The ways in which these questions manifest in my classroom is closely tied to my positionality. I have frequently heard teachers refer to white male composers as simply “composers,” while female composers are referred to as “female composers” and Black composers are referred to as “Black composers” and so on. Using language in this way positions composers who are white and male as the default or the norm. The addition of qualifiers for folks whose identities do not align with the dominant culture in a Western-centric colonialist society paints a powerful and undeniable portrait of elitism authored by white supremacy. Similarly, referring only to pieces of music in Western notation as “compositions” places an exceedingly specific value on what composing means and who can—or “should”—access it.

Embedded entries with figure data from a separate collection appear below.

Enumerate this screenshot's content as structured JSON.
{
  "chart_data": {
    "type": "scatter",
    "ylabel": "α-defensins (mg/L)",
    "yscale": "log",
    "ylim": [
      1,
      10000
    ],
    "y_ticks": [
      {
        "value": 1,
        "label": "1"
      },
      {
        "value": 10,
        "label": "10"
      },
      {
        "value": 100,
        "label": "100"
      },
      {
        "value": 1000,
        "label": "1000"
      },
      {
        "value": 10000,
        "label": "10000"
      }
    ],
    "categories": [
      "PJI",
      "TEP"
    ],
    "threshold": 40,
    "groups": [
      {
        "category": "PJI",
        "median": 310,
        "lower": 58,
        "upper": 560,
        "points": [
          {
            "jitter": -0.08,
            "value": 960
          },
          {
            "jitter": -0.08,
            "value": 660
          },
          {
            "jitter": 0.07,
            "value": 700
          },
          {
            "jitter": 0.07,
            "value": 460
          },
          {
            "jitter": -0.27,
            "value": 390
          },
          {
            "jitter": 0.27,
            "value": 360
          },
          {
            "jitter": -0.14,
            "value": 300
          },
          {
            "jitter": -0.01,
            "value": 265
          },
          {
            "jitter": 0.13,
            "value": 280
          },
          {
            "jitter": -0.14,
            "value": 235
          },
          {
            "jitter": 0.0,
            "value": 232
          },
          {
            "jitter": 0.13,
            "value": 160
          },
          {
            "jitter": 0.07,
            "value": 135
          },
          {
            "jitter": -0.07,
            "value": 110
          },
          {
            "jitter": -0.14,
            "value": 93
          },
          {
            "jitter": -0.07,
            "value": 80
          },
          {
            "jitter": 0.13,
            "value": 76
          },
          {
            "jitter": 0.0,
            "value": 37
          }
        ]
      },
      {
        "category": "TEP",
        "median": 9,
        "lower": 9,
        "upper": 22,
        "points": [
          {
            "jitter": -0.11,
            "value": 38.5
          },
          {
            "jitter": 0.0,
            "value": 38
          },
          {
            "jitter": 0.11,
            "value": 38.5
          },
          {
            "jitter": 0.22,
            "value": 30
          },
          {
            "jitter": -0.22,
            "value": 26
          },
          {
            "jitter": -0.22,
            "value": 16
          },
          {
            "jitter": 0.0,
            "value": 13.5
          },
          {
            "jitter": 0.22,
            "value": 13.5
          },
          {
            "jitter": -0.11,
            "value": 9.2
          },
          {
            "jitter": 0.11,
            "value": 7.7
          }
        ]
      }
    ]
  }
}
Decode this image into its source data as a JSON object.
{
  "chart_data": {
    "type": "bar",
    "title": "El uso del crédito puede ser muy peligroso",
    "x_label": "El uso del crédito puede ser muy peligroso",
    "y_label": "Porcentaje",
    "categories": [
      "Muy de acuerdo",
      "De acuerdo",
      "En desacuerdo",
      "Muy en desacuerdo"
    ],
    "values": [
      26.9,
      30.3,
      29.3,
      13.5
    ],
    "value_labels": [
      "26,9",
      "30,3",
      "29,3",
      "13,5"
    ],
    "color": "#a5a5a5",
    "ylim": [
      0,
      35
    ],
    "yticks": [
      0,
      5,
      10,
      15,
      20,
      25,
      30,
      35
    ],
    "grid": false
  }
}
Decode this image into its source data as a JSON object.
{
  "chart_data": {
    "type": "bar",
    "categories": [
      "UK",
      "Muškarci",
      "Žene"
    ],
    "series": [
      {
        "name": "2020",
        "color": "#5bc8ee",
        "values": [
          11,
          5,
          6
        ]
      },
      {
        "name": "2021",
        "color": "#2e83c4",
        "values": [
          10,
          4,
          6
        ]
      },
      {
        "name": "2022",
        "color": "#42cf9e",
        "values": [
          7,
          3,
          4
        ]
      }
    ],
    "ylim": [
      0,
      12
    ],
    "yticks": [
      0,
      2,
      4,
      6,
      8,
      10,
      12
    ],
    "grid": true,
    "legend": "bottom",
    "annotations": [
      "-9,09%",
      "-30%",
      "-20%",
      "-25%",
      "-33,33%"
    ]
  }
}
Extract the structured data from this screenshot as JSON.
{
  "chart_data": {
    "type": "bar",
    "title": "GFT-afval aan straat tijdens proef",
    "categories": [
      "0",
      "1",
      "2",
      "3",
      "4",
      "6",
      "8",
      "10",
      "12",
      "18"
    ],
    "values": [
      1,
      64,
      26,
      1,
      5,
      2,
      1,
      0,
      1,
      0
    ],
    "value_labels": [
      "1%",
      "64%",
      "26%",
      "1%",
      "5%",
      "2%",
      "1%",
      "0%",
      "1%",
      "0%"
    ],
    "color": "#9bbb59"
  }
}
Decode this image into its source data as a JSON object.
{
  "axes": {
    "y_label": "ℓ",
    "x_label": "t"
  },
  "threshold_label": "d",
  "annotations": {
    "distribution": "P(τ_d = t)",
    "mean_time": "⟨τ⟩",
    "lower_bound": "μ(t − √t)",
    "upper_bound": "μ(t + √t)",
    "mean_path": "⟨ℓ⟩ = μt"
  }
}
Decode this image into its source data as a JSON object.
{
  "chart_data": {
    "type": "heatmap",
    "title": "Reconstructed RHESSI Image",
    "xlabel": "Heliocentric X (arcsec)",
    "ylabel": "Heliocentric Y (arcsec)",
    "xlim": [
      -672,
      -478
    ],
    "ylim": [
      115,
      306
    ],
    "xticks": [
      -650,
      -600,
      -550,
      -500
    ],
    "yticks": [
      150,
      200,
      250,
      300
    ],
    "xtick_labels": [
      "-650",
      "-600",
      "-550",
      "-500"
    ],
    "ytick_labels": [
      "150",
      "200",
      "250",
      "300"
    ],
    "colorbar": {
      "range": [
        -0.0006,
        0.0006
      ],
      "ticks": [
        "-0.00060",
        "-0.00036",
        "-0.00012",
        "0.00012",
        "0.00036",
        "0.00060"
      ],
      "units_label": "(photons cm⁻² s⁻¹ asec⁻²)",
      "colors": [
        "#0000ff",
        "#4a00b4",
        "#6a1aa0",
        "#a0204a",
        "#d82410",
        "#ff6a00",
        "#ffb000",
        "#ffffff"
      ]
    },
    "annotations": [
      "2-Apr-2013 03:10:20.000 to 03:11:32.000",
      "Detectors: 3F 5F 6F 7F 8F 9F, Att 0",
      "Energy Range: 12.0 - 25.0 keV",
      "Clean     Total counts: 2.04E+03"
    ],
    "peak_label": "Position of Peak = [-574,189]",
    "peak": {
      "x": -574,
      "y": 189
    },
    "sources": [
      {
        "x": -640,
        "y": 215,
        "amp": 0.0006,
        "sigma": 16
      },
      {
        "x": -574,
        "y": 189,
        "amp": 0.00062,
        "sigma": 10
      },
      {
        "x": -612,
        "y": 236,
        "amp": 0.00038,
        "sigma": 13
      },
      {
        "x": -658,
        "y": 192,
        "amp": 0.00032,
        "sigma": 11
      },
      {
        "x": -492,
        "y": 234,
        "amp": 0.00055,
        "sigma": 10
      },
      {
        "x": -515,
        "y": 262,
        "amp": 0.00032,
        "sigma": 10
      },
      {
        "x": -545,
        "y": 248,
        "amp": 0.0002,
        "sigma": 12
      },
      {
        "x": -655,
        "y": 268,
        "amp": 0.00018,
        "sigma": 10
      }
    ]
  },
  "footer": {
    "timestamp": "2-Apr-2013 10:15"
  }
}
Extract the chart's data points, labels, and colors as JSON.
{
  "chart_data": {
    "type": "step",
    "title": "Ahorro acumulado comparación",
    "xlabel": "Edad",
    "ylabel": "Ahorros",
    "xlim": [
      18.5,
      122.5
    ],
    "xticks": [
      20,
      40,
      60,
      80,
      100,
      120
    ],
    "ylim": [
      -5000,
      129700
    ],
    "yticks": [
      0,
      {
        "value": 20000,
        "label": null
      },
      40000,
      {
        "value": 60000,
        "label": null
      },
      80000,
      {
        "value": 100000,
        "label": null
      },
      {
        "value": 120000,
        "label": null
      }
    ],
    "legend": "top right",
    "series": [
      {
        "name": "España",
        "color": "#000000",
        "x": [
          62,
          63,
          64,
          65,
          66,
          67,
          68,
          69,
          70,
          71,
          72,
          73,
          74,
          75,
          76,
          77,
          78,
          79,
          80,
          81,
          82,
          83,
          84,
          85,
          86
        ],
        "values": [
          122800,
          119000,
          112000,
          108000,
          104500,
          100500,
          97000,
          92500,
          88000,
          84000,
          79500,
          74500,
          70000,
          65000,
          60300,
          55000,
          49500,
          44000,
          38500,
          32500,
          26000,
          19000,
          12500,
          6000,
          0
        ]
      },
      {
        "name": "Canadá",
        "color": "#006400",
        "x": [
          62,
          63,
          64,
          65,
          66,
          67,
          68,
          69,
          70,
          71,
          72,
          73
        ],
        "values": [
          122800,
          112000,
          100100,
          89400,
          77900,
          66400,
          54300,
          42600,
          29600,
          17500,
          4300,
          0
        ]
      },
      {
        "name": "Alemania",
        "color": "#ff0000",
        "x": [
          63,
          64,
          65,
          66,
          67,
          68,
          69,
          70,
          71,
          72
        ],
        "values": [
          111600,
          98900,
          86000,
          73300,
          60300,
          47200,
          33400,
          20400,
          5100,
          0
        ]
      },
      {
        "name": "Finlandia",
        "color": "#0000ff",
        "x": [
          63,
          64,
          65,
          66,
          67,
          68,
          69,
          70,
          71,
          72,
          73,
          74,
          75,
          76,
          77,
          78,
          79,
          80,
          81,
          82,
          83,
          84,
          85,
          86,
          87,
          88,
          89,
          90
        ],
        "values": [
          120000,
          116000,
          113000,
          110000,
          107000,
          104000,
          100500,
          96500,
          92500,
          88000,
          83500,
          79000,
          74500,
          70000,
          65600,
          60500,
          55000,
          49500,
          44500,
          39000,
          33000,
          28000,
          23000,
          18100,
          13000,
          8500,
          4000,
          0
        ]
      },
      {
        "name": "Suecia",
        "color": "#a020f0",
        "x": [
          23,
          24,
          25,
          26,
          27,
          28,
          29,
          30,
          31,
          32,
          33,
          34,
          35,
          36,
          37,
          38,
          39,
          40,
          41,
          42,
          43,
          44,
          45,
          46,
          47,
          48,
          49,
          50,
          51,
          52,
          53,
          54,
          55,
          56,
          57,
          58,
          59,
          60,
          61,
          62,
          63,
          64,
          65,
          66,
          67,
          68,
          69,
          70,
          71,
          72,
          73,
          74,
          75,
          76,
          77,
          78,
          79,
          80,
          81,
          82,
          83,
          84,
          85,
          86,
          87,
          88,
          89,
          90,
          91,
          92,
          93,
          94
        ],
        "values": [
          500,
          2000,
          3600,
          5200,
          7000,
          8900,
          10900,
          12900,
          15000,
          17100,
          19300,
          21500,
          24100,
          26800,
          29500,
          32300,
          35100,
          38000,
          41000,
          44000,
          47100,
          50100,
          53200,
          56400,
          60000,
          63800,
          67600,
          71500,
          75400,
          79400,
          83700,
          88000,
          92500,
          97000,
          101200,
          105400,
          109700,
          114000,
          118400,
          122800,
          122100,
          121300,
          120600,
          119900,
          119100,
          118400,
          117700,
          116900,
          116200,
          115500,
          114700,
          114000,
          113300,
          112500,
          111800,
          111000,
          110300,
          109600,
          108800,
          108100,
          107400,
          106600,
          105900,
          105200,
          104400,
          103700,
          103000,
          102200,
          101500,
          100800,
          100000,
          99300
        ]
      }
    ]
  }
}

Instead, I label “composing” with the students as anything they have created and have preserved through either writing, memorizing, and/or recording. This slight yet significant language shift has the potential to decenter the dominant culture (e.g., white, Western, classical, Eurocentric) in US music education and, potentially, honor students’ ways of musicking and being.
Conclusion
Words, thoughts, and actions hold immense power. According to the “responsive classroom” approach to teaching and discipline, “What we know and believe about our students—individually, culturally, developmentally—informs our expectations, reactions, and attitudes about those students.” 17 Whether toward congruence or incongruence, teacher language has the potential to reflect teacher belief systems writ large, including beliefs about students and their musicianship. Music educators must prioritize applying critical lenses to the potential messages conveyed by their words, actions, and practices. Although admittedly challenging, I have found this work to be both honoring and humbling. While guilt, shame, and/or embarrassment from realizing discrepancies between my own beliefs and practices—past, present, and future—undeniably stings, fragility is a place to move through, not a place to dwell. With each learning opportunity, I move forward with an intent to know better and to do better while learning to navigate the complex, colonized society in which I have been conditioned and to which I have contributed. Teachers must engage in wondering critically about the world while inviting, guiding, and encouraging students to ask their own critical questions. In the words of poet and activist Amanda Gorman, “What just is isn’t always justice.” 18 If the voice of what “just is” resides at the fore, curiously lean in and wonder why. As teachers, the act of problematizing our beliefs, practices, and language does not diminish our integrity or our character; rather, in doing so, we might dare to interrupt the patterns that create, re-create, and sustain systems of oppression and incongruence in music education.